L’agenzia di stampa statale siriana Syrian Arab News Agency riportò una fonte del Ministero degli Esteri e degli Espatriati che ha affermato che il presunto uso di armi chimiche da parte della Siria «è diventato uno stereotipo poco convincente, fatta eccezione per alcuni paesi che trafficano con il sangue dei civili e sostengono il terrorismo in Siria».
L’anno prima i Caschi Bianchi erano stati consacrati sull’Olimpo mediatico mondiale grazie al premio Oscar assegnato, tra scroscianti applausi delle stelle di Hollywood, al cortometraggio documentario The White Helmets.
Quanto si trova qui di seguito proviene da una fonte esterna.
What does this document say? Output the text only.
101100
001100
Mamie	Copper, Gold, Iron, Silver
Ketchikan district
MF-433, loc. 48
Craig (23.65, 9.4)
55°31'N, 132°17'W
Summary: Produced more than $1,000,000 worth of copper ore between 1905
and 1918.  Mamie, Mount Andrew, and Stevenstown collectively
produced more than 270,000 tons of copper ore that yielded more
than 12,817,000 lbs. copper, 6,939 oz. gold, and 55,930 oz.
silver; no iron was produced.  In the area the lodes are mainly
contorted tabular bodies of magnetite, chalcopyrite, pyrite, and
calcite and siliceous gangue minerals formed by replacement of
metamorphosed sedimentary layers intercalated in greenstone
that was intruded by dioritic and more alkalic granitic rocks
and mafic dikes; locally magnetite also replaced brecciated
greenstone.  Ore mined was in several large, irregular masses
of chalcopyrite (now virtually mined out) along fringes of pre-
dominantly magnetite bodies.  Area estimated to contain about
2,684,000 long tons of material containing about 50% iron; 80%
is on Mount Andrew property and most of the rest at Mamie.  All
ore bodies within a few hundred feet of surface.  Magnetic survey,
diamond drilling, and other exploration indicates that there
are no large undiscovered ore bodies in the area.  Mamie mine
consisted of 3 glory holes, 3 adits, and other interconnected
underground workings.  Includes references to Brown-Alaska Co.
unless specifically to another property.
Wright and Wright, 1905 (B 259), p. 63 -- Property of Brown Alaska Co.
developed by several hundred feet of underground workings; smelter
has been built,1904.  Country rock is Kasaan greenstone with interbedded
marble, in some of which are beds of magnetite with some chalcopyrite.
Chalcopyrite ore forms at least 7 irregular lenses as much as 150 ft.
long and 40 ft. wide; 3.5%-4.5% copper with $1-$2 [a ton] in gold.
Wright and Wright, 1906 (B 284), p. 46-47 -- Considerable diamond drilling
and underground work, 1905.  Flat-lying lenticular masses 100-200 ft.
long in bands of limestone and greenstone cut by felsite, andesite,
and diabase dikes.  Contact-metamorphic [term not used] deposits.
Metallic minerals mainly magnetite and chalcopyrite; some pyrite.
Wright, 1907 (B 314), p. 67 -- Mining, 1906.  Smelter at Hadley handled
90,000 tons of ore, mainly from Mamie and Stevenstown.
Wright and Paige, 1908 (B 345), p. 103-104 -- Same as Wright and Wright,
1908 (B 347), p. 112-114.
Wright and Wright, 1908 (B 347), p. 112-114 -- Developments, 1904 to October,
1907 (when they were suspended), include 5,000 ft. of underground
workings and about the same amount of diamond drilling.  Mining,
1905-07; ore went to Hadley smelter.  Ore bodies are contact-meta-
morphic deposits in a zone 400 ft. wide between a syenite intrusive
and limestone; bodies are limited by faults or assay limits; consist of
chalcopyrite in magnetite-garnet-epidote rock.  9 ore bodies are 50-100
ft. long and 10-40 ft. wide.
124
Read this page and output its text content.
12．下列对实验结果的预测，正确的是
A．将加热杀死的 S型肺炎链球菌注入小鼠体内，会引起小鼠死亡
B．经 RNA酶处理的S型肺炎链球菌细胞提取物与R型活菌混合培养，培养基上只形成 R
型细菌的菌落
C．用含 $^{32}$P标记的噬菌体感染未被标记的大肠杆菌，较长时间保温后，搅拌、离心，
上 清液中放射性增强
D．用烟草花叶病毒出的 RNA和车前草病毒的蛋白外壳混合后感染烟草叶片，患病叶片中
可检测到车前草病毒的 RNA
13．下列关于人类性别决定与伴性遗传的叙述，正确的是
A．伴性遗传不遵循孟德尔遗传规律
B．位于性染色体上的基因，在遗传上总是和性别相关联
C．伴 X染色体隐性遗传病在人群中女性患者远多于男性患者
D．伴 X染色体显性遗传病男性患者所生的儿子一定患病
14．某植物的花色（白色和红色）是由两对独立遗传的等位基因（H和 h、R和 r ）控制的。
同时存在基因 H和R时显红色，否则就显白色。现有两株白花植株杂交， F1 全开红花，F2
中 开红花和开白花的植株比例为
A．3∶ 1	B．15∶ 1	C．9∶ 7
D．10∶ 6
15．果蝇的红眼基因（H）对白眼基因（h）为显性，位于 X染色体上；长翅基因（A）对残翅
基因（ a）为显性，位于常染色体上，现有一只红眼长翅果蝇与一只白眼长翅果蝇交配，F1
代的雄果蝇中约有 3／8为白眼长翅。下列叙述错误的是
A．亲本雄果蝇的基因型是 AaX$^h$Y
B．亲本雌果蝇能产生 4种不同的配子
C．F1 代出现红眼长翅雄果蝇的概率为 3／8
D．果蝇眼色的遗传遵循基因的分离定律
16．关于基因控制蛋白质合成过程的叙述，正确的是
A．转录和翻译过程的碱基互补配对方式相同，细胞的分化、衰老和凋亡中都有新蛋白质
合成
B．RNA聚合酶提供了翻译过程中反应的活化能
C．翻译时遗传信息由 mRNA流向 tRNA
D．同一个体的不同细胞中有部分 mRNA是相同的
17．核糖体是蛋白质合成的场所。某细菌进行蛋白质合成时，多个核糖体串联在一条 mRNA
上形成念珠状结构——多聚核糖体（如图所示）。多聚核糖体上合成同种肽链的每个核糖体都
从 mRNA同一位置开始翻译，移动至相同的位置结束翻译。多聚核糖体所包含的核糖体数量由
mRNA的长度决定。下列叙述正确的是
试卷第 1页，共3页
Come riportato da Renovatio 21, Mosca ha accusato Kiev dell’uso di armi chimiche di fabbricazione statunitense, che sarebbero state utilizzate anche in Donbass, un uso sistematico che godrebbe del consenso silenzioso di Washington. Secondo la Russia armi chimiche occidentali sarebbero state usate negli scorsi mesi dall’Ucraina anche a Kursk, la regione russa invasa dalle forze di Kiev.
Negli ultimi giorni l’Intelligence russa aveva lanciato la previsione di un «false-flag «disumano» in preparazione da parte di Kiev.